Inoltre, se è vero che nessuno di noi può nulla (nemmeno l’evoluzione tecnologica!) contro lo spietato principio di una natura e di un principio cosmico indifferente al nostro timore della morte poiché nascere e morire è la nostra sorte, perché non cerchiamo almeno di risparmiare e risparmiarci il gesto di una malvagità gratuita, facendo attenzione a non generare più morte e dolore di quelli che siano necessari? Perché calpestare indifferentemente una formica o spezzare crudelmente le ali di una farfalla per indifferenza o, peggio, per diletto? Perché - noi che possiamo, noi esseri che non sprechiamo mai un’occasione per definirci “evoluti” - non cogliamo l’opportunità di smettere di nutrirci del sangue, dei muscoli, della carne, delle viscere di altre creature? Perché destinare quegli esseri ad una sofferenza e all’agonia di una lunghissima prigionia per il nostro solo piacere del palato?
E’ mai possibile arrecare tanto danno e dolore solo per giustificare il nostro gusto (che è comunque, non dimentichiamo, anche un indotto culturale)?
Perché aggiungere al “pianto di tutte le creature che sono destinate a morire” , già per mano della natura, altro pianto superfluo, altra sofferenza, altro dolore che potrebbe invece essere risparmiato?
Noi, esseri che abbiamo in comune la medesima capacità di soffrire, perché non cogliere l’opportunità di darci conforto e di destinare quel sentimento meraviglioso che è la pietà e che ci contraddistingue anche come esseri evoluti a tutto ciò che vive e si agita e soffre - uomini ed animali, medesime creature facenti parte di un medesimo principio vitale - anziché aggiungere ad un destino già crudele altro indifferente e gratuito dolore?

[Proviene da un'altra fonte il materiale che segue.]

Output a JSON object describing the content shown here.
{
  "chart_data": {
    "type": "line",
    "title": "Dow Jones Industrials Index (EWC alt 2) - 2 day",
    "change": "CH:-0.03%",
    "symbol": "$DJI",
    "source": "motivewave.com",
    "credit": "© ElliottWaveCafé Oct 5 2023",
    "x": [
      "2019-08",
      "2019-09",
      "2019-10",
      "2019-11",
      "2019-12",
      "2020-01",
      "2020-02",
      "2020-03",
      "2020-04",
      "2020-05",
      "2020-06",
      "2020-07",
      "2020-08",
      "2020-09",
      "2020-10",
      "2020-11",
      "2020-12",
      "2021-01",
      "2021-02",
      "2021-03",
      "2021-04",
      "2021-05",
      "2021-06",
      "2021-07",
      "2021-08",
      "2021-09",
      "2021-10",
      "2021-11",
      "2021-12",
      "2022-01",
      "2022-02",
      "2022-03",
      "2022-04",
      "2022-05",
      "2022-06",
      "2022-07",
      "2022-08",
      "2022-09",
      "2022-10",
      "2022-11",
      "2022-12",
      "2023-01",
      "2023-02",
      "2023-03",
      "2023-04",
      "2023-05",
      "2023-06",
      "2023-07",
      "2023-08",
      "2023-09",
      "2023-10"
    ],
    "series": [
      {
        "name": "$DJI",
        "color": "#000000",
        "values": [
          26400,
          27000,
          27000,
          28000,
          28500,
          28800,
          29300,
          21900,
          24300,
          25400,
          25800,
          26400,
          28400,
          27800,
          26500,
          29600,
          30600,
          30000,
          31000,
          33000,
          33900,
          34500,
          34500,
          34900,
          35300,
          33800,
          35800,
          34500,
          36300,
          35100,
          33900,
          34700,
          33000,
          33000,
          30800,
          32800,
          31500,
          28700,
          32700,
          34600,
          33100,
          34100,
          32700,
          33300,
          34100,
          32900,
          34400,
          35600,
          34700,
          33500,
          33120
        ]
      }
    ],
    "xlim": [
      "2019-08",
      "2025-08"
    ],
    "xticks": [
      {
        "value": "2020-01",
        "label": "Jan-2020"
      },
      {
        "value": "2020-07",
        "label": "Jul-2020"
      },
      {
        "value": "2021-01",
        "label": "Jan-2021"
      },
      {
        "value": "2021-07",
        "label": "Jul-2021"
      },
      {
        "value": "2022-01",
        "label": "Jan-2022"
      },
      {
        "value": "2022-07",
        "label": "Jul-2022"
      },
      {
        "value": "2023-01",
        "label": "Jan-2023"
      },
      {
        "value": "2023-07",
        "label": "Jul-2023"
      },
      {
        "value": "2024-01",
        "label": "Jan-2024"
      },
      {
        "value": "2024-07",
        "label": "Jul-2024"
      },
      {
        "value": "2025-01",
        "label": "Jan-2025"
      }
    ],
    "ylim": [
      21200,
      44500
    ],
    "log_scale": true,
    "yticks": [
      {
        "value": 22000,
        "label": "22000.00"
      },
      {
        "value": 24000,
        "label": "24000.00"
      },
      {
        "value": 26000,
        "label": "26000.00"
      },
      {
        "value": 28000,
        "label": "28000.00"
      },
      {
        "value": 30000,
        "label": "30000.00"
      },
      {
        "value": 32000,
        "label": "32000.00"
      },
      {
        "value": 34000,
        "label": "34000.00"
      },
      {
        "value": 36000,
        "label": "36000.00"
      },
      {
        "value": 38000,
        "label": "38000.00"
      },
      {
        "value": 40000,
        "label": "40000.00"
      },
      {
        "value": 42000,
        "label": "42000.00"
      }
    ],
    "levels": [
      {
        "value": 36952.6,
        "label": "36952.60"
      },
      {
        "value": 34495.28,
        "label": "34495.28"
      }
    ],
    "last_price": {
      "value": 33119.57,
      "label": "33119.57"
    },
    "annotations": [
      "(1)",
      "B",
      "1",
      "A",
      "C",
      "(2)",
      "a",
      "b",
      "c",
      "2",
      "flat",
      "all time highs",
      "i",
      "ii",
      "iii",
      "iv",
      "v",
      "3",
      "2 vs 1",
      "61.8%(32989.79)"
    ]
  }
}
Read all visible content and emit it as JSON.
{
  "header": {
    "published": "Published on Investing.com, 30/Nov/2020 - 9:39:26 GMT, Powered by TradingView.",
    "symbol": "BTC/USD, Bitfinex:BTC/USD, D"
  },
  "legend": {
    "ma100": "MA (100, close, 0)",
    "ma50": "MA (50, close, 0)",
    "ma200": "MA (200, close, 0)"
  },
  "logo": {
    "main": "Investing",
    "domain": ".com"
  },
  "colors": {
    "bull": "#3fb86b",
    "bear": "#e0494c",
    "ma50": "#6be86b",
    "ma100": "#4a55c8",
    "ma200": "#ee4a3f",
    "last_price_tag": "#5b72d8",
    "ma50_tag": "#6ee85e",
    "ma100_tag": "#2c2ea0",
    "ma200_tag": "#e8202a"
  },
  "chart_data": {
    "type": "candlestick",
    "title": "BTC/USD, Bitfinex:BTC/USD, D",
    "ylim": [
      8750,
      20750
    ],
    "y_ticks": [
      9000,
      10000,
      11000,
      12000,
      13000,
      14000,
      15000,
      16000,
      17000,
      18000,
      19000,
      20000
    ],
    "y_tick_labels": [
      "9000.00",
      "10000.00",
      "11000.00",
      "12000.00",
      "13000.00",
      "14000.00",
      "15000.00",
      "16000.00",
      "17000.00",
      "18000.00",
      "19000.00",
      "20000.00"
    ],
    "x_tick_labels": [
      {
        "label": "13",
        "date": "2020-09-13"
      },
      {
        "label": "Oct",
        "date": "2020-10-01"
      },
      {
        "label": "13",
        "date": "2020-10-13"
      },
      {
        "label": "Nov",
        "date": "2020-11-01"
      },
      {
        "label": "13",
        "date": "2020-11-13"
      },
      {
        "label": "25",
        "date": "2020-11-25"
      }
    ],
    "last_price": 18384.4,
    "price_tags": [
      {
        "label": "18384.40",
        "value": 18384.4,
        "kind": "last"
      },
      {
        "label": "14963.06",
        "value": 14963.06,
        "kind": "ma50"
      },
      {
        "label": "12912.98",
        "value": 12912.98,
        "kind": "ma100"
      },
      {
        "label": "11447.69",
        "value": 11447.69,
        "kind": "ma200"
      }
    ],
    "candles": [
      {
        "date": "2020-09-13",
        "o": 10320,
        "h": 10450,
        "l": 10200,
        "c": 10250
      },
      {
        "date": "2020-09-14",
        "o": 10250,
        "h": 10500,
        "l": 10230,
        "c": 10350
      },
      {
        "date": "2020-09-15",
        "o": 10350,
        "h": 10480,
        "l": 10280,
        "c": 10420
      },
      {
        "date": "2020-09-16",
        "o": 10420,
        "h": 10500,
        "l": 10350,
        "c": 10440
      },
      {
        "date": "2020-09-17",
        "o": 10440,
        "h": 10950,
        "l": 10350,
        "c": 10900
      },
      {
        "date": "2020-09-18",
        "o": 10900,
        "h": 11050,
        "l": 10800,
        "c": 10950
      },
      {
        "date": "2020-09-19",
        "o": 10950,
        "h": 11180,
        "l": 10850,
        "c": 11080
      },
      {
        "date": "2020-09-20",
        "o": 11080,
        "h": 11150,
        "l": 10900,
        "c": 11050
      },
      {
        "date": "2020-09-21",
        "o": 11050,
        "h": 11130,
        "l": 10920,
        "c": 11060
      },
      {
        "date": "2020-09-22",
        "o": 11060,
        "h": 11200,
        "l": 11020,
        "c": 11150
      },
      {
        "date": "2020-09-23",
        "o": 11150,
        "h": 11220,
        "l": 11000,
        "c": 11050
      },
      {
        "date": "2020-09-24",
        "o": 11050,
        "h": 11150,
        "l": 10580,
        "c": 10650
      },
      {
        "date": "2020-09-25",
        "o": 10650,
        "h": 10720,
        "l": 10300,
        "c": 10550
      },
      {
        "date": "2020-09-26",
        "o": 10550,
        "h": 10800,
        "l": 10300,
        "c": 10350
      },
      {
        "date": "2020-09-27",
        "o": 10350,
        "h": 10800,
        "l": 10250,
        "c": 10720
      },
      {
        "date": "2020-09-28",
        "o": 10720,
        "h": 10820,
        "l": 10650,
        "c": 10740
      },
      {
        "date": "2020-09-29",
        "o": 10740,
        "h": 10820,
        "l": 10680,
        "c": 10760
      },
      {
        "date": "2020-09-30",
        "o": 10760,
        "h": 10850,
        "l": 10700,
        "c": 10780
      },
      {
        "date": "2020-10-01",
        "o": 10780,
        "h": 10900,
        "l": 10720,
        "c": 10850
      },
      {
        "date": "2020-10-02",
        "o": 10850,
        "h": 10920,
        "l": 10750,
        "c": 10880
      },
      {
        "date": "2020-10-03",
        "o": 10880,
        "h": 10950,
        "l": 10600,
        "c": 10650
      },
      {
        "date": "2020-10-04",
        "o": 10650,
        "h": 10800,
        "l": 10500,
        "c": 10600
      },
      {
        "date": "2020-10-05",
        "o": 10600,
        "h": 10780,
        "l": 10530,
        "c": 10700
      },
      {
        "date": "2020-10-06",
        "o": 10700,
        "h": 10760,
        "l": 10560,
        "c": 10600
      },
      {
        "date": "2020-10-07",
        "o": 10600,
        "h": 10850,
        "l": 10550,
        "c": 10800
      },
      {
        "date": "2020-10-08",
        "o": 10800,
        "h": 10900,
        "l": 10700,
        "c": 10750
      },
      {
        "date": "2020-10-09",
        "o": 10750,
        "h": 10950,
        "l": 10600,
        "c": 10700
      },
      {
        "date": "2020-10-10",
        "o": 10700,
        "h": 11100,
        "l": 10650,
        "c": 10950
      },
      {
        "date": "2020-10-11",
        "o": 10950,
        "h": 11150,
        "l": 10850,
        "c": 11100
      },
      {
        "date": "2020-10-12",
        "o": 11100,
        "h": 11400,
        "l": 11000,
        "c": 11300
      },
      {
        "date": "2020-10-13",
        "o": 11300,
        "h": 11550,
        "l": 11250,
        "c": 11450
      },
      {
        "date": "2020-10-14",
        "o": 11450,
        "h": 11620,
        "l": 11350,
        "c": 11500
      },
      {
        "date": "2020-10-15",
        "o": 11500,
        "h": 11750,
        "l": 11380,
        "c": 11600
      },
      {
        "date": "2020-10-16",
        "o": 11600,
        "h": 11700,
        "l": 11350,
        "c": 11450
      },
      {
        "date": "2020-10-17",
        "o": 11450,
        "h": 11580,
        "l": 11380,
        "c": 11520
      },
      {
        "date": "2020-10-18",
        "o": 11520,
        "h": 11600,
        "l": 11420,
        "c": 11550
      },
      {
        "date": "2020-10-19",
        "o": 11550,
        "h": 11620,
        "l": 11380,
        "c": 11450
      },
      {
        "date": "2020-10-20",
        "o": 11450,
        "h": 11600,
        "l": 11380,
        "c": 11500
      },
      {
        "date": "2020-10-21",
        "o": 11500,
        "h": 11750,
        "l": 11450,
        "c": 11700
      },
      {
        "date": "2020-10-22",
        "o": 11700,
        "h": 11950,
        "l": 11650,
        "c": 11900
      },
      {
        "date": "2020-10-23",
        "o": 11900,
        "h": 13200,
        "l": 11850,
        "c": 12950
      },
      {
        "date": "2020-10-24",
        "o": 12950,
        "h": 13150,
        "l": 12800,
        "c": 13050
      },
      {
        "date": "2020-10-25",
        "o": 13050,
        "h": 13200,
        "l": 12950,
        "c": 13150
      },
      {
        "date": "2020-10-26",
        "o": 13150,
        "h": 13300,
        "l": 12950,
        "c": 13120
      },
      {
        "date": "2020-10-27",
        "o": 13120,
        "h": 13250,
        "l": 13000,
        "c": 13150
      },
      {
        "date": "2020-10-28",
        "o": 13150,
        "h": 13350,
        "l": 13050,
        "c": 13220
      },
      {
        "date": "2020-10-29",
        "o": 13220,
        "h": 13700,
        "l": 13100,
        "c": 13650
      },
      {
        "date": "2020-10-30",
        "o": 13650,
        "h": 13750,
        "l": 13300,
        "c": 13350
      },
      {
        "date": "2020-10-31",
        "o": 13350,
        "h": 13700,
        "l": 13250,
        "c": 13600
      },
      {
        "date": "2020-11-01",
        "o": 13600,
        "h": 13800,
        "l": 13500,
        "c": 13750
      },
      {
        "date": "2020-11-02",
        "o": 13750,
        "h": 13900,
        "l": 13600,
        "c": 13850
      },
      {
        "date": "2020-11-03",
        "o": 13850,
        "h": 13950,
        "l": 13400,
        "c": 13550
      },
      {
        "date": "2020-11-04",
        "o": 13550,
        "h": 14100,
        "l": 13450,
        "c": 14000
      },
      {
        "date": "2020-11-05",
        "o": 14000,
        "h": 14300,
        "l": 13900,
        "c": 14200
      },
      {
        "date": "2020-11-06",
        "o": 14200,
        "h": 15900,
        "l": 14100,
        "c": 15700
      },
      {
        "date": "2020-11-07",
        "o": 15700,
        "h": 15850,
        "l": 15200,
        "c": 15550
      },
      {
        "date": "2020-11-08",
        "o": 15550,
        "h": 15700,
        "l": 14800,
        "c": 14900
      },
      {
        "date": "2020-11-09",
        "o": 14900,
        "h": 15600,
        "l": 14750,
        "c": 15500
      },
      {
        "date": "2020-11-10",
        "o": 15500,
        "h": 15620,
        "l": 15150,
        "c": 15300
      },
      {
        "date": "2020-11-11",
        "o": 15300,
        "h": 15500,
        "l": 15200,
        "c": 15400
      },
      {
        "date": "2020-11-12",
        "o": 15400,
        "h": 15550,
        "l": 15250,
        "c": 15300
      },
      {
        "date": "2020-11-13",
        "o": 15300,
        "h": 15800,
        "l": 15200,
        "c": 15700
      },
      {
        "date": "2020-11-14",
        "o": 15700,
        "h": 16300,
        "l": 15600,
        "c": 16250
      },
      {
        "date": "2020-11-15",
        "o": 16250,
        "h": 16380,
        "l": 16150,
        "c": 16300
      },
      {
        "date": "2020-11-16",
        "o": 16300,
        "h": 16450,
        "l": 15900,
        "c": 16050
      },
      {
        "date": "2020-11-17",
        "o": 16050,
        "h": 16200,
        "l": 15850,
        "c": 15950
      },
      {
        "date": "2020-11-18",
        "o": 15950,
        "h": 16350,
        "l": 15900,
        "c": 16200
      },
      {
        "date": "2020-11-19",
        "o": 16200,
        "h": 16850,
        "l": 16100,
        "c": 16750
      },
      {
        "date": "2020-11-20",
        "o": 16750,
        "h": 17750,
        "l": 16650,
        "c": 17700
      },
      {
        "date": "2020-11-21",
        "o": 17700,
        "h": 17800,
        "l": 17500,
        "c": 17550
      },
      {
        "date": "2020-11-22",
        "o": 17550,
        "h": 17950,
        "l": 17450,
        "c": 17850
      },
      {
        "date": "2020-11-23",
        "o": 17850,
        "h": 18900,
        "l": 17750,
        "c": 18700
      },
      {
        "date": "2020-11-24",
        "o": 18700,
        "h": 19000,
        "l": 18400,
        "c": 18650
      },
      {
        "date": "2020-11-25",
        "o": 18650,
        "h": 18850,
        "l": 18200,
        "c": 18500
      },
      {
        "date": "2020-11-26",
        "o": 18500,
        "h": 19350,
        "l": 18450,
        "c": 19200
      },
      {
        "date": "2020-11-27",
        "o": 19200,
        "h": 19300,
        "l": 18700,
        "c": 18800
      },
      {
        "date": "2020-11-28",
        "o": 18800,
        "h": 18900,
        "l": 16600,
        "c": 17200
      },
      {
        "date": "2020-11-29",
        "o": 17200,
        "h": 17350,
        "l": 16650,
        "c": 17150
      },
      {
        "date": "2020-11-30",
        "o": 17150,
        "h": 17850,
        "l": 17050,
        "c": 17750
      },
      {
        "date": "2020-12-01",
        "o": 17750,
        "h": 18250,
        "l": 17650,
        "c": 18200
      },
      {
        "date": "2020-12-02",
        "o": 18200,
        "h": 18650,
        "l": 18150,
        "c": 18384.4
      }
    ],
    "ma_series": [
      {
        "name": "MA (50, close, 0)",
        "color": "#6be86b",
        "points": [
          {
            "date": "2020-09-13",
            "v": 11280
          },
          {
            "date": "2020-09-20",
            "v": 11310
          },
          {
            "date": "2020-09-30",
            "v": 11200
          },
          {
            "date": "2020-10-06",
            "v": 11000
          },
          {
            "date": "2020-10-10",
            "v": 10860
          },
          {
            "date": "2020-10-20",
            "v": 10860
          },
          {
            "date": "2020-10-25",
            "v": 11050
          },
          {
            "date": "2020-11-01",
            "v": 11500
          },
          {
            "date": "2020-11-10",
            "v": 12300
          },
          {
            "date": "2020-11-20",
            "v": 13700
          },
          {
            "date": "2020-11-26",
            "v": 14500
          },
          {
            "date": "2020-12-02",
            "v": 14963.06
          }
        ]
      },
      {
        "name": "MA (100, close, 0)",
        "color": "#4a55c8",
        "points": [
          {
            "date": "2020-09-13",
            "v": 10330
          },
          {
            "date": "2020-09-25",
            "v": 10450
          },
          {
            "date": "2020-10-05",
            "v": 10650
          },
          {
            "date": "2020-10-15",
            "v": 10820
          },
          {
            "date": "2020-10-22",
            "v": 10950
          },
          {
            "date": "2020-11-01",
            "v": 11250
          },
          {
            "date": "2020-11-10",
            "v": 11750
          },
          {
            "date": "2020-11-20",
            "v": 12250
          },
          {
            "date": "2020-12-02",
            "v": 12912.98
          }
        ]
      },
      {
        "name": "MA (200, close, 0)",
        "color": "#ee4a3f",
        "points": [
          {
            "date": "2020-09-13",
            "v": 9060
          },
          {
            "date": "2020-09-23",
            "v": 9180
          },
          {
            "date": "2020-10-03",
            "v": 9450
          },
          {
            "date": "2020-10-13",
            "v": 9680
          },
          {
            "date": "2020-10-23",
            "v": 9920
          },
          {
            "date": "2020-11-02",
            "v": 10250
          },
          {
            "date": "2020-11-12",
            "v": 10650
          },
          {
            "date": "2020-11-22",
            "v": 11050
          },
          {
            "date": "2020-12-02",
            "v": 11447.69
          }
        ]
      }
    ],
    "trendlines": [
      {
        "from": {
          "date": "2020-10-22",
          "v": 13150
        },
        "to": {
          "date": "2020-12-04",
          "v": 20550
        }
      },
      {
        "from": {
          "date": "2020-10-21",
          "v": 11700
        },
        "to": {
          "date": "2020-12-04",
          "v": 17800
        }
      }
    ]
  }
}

No, non è necessario aggiungere altro dolore. Non è necessario uccidere gli animali.
Si nasce e si muore, e questo è inevitabile. Ciò che si può invece evitare è arrecare dolore ad altre creature.
2 commenti:
uno degli elementi straordinari in Buzzati è il suo sguardo che reisce a penetrare l'essenza delle cose---
così la notte incantata è il solito teatro della guerra per la vita,per la sopravvivenza (mi viene in mnete un altro racconto " lo sportello"...)
il contrasto della vita: il mescolarsi di emozioni, di sensazioni, di pace (apparente) e guerra---
un campo di battaglia interiore, innanzitutto---
le Domande di Buzzati, bè, un senso etico oltre l'apparente laicità dell'autore stesso---
S
"Un senso etico oltre l'apparente laicità dell'autore stesso":
una sorta di fede a-religiosa; come testimonia il Colombre. La capacità di affidarsi e credere nel proprio destino.
Ed è vero che Buzzati riesce a penetrare con lo sguardo l'essenza delle cose: uno sguardo epifanico.
Molti, a torto, lo definiscono un autore a tratti surreale, magico, in realtà è soltanto uno che pone domande diverse e trova risposte diverse. Oltre la superficie.
Oppresso dalla consapevolezza della morte, ma per questo ancora più sensibile nei confronti della vita e ben attento ad accoglierla pienamente. Talvolta però la consapevolezza giunge in ritardo ed allora il rimpianto di qualcosa che è andato irrimediabilmente perduto diviene l'unica nota dominante: come in quel bellissimo racconto dal titolo "Il registratore".